Menurut Kasi Pelaksanaan Penataan Ruang Dinas PUPR Kota Baubau Muhammad Yusran Ahmad, kejelasan tapal batas ini sangat penting, mengingat suara masyarakat yang menginginkan pemekaran Provinsi Kepulauan Buton. Sehingga harus ada titik temu antara dua daerah itu.

“Syarat penentu pemekaran Provinsi Kepulauan Buton itu yang paling penting adalah tapal batas wilayah antara kabupaten dan kota di dalamnya,” terang dia saat ditemui di ruang kerjanya, Selasa (7/1/2020).

Yusran yang merupakan anggota tim penggagas tapal batas Kota Baubau mengungkapkan, pihaknya bersama dengan pemerintah Busel telah enam kali melakukan pertemuan, sejak 2015 hingga 2019, untuk membahas hal ini. Terakhir pertemuan, keduanya bersepakat mengikuti anjuran pada RTRW Kota Baubau, dengan syarat meninjau ulang kondisi lapangan untuk melakukan pengukuran.

Hanya saja, lanjut Yusran, tiba hari H peninjauan, sekira pertengahan 2019, keputusan Pemerintah Daerah (Pemda) Busel berubah lagi. Padahal keputusan itu, aku Yusran, disaksikan pihak Provinsi Sultra. Pemda Busel memutuskan untuk tidak ikut melakukan peninjauan lapangan tapal batas yang dihadiri pemerintah provisi itu.
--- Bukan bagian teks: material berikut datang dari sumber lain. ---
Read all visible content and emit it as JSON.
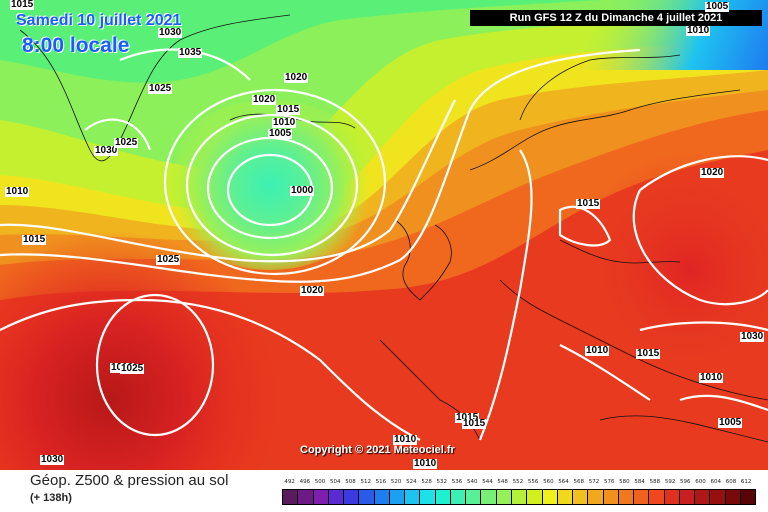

“Tiba-tiba saja Busel tidak mau lagi saat kita akan melakukan penegasan di lapangan hasil kesepakatan. Alasannya, mereka tidak menyangka petanya sebesar itu. Istilahnya, Baubau sama Busel ini sudah deadlock walaupun awalnya ada kesepakatan bahwa yang diakui Perda RTRW Baubau,” ungkap Yusran.

Pihak Yusran sangat meyakini Samparona masuk wilayah Kota Baubau. Terlebih di sisi lain, Pemkot Baubau sudah banyak sekali memasukkan investasi di kawasan itu seperti jalan-jalan usaha tani dan bangunan spot-spot wisata.

Mesi begitu, Yusran mengakui, saat pembentukan Busel sebagai daerah otonomi baru (DOB), ada sedikit kekeliruan dari Pemerintah Kota (Pemkot) Baubau. Dimana, saat Wali Kota Baubau, AS Tamrin menandatangani berkas untuk terbentuknya Busel sebagai DOB, lalai memperhatikan tapal batas yang ditentukan.

“Waktu mendatangani berkas Busel (untuk mekar sebagai DOB) itu situasinya buru-buru, jadi tapal batas yang ditentukan dalam berkas itu tidak diperhatikan lagi,” urai Yusran.

Boleh dikata Yusran menyerah dalam penentuan tapal batas kedua wilaya tersebut. Dia cuma pasrah, menyerahkan sepenuhnya pada Pemerintah Provinsi Sultra. Tegas dia, demi terbentuknya Provinsi Kepulauan Buton, maka tapal batas harus jelas, begitupun antara Kota Baubau dan Busel.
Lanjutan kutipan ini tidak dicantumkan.